'WE THE people, in order to form a more perfect union. . ." So begins the US Constitution, and so began Senator Barack Obama's speech in Philadelphia last week. Those remarks sparked such positive and negative consternation because they broke the cardinal rule of political rhetoric, lifting up a question that can be answered only by a deeper question. Obama's subject was nothing less than the American paradox: The people who long for perfection are themselves imperfect.
In this nation, that imperfection has been permanently manifest by the racial divide, which gave Obama his subject. The imperfections of racism spawned the responses of the Rev. Jeremiah Wright, "as imperfect as he may be."
But don't let the imperfections of response outweigh the far graver imperfections of a grotesquely unfair social system. People who benefit from an imperfect power structure speak warmly of love, while those who suffer from it angrily demand justice.
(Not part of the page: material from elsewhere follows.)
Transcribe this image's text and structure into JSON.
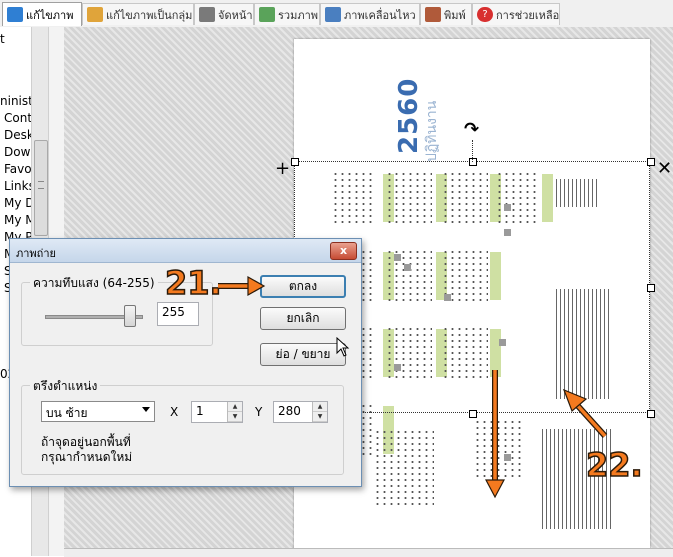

But the deeper question goes to the human condition itself: In our unending quest for a better world, how do we deal with the inevitably flawed character of every society, and of every citizen? How does each of us deal, that is, with the inevitable complicity of our leadership - our preachers, our politicians - in what ails society? How do we deal with our own complicity?
One answer has been denial.
A certain class of people claims to be exempt from the temptations and failings of others. They proclaim their own perfection. This was the subtext of the Eliot Spitzer melodrama - not just that a politician's hypocrisy was exposed, but that the politician had made his name as an antihypocrisy crusader. Spitzer's self-proclaimed moral superiority was the ground to which he fell.
David Paterson, his successor as New York's governor, refused to plant a stake in that ground, making his own acknowledged imperfections irrelevant. Yet Paterson, too, is under pressure now to lead with a public persona that will surely contradict the private truth of a flawed person. Spitzer's fate notwithstanding, a certain hypocrisy comes with politics.
So whether officeholders make the claim or not, it is as if, in order to give them power, citizens must convince themselves that officeholders are, ex officio, better than mere citizens. Society invests its hope in the superiority of rulers, elevates them to status from which they exercise power over those who are deemed less worthy. But whether such power is seized or granted, this pattern has led to terrible abuses throughout history.
The empowered may begin as wise rulers, philosopher kings or benign dictators, but their governance inevitably shows itself to be totalitarian. Every command society assumes that some individual - or some collective - is capable of perfection, while the mass of ordinary people are not.
This construct defines, say, the "dictatorship of the proletariat," with absolute power exercised by the Communist Party, but it also points to the universal human tendency to assume that the holders of power are better than others. This attitude gave shape to every form of political organization known to history - until that late 18th-century gathering in Philadelphia that gave Obama his starting point.
The ingenious American framers took for granted the universality of human imperfection. The Constitution is a system of checks and balances because every officeholder in government - from president, to judge, to legislator - is assumed to be flawed. Every power center - from state to federal - is capable of abusing power.
Therefore, officeholders are checked by one another, power centers are in balance, and the entire arrangement is accountable to an electorate, whose prerogatives are enshrined in the Bill of Rights. Constitutional democracy, even balancing majority rule with protections for minorities, is the political system that came into being when humans stopped pretending that perfection was possible. The American paradox is that this rejection of utopian ambition is the beginning of authentic political equality.
Barack Obama acknowledges the imperfections of his friend and mentor, Jeremiah Wright, but he simultaneously shows how they are rooted in the imperfections of American history.
By daring to explain himself so forthrightly, Obama has submitted to the checks and balances, too. He not only speaks of American hope. He embodies it.